Blaise Compaoré, ancien ami de Sankara et cofondateur de la révolution, est-il le commanditaire ? « C’est chez Blaise Compaoré que Hyacinthe Kafando qui nous commandait en tant que chef de la sécurité m’a demandé de démarrer un véhicule pour nous rendre au Conseil de l’entente. Arrivé sur place, Kafando et Maiga, qui conduisait le véhicule de Blaise, sont descendus et ont tiré en désordre », a raconté à la barre du tribunal militaire Elise Ilboudo Yamba, un ancien soldat, le 26 octobre.
« Les mains en l’air »
A l’intérieur, Thomas Sankara et ses compagnons étaient sur le point d’entamer une réunion. Ils ont été alertés par les tirs. « Les assaillants criaient « sortez ! Sortez »… », explique le guide. Le capitaine Thomas Sankara a dit à ces compagnons de rester dans la salle, car c’est lui qu’on voulait : « Il est sorti les mains en l’air » .
Zabda Karim se fie au témoignage d’Alouna Traoré, le seul survivant du massacre du 15 octobre 1987. « Je suis allé me coucher parmi ceux qui avaient été déjà abattu et me cacher sous les corps », lui a expliqué Alouna Traoré. Mais il a été repéré. Alouna Traoré a alors été conduit dans une salle où se trouvaient d’autres membres du CNR. Il est rentré chez lui le lendemain. Traumatisé, mais la vie sauve.

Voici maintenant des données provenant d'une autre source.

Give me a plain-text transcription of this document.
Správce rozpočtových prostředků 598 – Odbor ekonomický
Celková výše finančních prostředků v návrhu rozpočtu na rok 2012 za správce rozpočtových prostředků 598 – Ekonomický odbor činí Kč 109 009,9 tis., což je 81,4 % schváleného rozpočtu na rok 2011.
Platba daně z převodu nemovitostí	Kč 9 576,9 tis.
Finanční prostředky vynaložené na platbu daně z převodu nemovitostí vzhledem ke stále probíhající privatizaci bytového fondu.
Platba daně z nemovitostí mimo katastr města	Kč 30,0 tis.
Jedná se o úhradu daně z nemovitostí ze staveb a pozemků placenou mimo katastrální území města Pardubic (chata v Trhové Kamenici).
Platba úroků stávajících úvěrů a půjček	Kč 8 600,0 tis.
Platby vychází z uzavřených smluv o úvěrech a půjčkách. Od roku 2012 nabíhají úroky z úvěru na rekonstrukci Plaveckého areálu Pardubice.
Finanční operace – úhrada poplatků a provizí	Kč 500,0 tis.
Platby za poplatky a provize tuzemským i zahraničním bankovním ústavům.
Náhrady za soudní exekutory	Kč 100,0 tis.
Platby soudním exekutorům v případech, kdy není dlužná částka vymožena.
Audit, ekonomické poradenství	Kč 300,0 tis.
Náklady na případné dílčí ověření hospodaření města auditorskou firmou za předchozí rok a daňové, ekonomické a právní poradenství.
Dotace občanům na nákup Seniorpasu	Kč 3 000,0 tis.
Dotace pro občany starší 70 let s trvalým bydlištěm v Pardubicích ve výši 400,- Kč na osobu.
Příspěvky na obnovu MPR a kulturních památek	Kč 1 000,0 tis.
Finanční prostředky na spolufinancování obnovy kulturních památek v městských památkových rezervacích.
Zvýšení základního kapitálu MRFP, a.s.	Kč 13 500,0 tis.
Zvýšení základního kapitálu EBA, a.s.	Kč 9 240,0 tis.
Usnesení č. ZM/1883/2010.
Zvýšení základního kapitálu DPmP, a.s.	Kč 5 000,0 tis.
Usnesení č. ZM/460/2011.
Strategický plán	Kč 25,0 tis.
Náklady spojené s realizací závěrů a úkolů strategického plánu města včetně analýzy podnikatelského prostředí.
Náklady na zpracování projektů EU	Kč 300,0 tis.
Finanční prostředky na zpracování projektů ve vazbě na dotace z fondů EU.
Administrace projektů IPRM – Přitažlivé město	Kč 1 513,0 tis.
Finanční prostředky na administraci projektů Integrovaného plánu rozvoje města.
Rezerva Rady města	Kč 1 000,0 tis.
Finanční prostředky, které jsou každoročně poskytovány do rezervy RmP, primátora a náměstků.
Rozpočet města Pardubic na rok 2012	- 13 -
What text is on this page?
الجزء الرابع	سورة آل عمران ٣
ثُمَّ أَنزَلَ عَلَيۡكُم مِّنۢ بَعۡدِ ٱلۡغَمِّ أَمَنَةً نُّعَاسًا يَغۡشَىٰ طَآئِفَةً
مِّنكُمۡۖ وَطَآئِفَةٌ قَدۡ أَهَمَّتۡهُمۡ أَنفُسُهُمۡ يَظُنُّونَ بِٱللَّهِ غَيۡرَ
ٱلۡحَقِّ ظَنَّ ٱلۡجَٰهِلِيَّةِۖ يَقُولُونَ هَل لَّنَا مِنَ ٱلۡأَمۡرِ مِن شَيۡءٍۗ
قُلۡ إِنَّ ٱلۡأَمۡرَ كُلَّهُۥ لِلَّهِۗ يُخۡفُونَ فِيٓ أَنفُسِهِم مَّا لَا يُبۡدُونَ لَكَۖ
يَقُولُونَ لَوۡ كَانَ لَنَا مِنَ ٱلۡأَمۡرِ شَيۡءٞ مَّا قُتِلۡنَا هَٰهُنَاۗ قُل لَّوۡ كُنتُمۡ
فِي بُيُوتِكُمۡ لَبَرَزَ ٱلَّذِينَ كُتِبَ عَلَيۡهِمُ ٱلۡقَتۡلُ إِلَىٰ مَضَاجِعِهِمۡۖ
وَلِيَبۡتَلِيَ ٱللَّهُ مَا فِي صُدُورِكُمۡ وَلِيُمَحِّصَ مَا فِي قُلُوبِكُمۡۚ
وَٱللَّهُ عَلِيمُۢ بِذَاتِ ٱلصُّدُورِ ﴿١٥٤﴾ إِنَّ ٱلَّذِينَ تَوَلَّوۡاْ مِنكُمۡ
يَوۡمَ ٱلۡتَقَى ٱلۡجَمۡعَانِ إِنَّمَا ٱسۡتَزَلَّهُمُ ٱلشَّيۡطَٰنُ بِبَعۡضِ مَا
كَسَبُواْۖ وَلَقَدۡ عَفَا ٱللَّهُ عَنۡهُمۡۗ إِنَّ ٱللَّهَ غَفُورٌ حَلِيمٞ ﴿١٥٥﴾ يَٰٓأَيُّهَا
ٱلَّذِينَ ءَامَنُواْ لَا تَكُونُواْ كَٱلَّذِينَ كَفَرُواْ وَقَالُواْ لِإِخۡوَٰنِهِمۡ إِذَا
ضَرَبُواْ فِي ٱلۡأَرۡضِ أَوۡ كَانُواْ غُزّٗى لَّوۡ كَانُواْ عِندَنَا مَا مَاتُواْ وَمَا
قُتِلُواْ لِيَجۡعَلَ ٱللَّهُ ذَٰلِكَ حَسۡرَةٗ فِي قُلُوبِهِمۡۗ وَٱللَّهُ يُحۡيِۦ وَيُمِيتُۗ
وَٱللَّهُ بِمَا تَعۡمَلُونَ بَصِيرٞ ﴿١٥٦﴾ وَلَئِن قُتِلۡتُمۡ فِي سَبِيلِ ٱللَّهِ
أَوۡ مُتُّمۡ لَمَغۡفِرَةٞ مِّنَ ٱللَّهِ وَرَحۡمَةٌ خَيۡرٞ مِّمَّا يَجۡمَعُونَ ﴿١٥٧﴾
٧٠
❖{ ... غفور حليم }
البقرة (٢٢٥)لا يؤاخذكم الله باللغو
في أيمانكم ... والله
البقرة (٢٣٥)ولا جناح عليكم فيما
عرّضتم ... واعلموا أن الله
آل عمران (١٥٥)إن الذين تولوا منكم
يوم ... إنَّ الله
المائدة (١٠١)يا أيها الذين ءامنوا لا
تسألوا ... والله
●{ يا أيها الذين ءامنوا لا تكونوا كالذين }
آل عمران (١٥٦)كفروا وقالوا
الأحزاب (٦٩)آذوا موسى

Trente-quatre ans après l’assassinat de Thomas Sankara et de ses douze compagnons, un procès s’est donc ouvert au tribunal militaire de Ouagadougou. Sur le banc des accusés quatorze militaires dont deux en exil : Blaise Compaoré et Hyacinthe Kafando. Le peuple Burkinabè a soif de justice et veut percer le mystère enfermé dans les murs du Conseil de l’entente, derrière un bouquet de fleurs.